Prove that amongst the numbers of the form \[19991999\dots 19990\dots 0\] – that is 1999 a number of times, followed by a number of 0s – there will be at least one divisible by 2001.

A game with 25 coins. In a row there are 25 coins. For a turn it is allowed to take one or two neighbouring coins. The player who has nothing to take loses.

There are three piles of rocks: in the first pile there are 10 rocks, 15 in the second pile and 20 in the third pile. In this game (with two players), in one turn a player is allowed to divide one of the piles into two smaller piles. The loser is the one who cannot make a move. Which player would be the winner?

In the first pile there are 100 sweets and in the second there are 200. Consider the game with two players where: in one turn a player can take any amount of sweets from one of the piles. The winner is the one who takes the last sweet. Which player would win by using the correct strategy?
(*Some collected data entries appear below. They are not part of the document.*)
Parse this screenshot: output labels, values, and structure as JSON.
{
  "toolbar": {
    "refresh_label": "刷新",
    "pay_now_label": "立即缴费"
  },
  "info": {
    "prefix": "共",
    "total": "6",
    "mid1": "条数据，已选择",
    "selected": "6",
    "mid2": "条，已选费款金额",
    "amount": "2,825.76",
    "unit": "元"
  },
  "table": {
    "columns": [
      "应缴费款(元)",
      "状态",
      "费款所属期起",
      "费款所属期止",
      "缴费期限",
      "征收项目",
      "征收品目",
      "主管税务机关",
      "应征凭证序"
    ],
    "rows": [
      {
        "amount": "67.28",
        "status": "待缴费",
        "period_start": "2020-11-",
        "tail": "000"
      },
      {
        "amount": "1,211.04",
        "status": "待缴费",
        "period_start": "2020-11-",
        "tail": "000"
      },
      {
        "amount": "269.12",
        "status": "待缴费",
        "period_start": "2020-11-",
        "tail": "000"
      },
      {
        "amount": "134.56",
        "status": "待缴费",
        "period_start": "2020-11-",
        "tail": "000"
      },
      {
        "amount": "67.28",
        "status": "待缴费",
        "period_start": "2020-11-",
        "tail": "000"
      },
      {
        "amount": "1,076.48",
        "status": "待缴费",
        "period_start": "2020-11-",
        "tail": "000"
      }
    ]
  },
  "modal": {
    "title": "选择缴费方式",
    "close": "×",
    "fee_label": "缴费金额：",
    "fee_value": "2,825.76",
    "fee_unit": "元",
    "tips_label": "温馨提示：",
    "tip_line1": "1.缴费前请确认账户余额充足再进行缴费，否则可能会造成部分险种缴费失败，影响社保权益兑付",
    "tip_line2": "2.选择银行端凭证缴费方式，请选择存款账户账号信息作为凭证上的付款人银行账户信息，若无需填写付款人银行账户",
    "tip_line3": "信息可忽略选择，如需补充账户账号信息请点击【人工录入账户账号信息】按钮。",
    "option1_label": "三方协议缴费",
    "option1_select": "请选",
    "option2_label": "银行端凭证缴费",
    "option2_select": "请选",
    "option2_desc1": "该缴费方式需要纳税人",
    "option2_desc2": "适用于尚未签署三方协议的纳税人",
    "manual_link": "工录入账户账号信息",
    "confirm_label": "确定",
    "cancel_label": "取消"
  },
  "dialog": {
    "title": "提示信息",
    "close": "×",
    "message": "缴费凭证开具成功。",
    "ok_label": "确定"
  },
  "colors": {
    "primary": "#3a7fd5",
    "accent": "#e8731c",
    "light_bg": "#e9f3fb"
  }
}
Let \(M\) be the point of intersection of the medians of the triangle \(ABC\), and \(O\) an arbitrary point on a plane. Prove that \[OM^2 = 1/3 (OA^2 + OB^2 + OC^2) - 1/9 (AB^2 + BC^2 + AC^2).\]
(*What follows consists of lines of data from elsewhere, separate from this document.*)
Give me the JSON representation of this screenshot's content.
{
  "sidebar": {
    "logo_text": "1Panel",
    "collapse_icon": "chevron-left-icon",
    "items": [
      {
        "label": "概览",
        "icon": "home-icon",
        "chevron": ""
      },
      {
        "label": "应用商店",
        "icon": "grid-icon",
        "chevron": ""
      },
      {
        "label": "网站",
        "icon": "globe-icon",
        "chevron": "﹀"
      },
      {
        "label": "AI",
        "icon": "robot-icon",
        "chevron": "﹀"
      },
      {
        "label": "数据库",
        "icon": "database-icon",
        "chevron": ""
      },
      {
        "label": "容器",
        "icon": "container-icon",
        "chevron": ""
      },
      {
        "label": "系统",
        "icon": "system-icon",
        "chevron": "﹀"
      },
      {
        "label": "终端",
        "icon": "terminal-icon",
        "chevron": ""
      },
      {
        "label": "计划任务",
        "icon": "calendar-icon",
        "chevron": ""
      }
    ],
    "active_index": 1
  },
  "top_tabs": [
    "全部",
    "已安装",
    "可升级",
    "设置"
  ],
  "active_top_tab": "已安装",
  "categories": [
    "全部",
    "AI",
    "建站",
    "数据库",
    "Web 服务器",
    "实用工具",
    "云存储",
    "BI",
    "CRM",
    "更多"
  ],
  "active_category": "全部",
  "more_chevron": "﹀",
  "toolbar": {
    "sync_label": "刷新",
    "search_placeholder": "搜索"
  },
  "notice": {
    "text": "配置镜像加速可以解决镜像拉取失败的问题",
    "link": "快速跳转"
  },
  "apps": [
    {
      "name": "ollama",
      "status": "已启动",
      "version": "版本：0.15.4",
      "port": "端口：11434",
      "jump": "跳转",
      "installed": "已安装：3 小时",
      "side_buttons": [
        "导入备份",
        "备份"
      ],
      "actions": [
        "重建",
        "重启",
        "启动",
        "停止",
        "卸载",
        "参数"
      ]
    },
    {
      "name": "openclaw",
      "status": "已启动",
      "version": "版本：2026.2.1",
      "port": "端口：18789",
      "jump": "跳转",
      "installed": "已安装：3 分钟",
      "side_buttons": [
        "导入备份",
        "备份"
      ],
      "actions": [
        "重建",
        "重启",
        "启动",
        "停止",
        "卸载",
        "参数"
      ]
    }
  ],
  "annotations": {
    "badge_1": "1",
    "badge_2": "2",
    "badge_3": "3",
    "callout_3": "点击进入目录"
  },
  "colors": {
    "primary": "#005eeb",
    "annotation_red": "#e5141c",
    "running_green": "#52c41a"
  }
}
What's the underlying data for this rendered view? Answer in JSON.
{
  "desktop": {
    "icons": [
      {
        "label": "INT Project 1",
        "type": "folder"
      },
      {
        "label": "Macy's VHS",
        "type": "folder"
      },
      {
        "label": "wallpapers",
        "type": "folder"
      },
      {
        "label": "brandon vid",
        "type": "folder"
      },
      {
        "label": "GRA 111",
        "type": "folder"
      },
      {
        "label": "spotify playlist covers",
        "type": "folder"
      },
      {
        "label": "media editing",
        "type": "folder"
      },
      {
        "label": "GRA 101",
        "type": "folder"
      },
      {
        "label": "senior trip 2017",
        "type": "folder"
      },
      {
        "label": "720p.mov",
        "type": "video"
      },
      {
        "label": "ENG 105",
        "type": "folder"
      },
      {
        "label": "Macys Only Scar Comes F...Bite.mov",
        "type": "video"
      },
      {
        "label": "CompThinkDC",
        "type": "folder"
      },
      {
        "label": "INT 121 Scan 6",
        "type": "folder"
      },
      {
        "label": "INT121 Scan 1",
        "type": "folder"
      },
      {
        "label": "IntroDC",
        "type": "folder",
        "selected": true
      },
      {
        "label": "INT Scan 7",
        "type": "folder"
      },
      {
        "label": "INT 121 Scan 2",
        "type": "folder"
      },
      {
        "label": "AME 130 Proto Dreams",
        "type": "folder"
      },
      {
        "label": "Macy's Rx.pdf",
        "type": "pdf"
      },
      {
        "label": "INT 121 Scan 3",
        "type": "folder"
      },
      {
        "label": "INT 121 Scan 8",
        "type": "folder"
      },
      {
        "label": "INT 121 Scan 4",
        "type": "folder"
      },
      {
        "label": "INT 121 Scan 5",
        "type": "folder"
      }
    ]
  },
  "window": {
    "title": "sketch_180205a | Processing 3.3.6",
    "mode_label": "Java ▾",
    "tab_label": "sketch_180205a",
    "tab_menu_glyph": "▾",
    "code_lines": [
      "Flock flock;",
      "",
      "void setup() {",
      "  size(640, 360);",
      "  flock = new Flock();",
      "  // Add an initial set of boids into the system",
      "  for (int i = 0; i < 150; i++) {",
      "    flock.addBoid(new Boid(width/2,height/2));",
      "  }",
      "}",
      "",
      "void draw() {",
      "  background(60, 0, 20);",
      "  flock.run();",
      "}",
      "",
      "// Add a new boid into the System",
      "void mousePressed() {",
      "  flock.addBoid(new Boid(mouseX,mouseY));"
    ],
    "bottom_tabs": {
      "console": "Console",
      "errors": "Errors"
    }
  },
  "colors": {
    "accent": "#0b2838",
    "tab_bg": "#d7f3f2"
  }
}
Three non-coplanar vectors are given. Is it possible to find a fourth vector perpendicular to the three vectors given?

Find the volume of an inclined triangular prism whose base is an equilateral triangle with sides equal to a if the side edge of the prism is equal to the side of the base and is inclined to the plane of the base at an angle of \(60^{\circ}\).

The grandad is twice as strong as the grandma, the grandma is three times stronger than the granddaughter, the granddaughter is four times stronger than the dog, the dog is five times stronger than the cat and the cat is six times stronger than the mouse. The grandad, the grandma, the granddaughter, the dog and the cat together with the mouse can pull out the pumpkin from the ground, which they cannot do without the mouse. How many mice should be summoned so that they can pull out the pumpkin themselves?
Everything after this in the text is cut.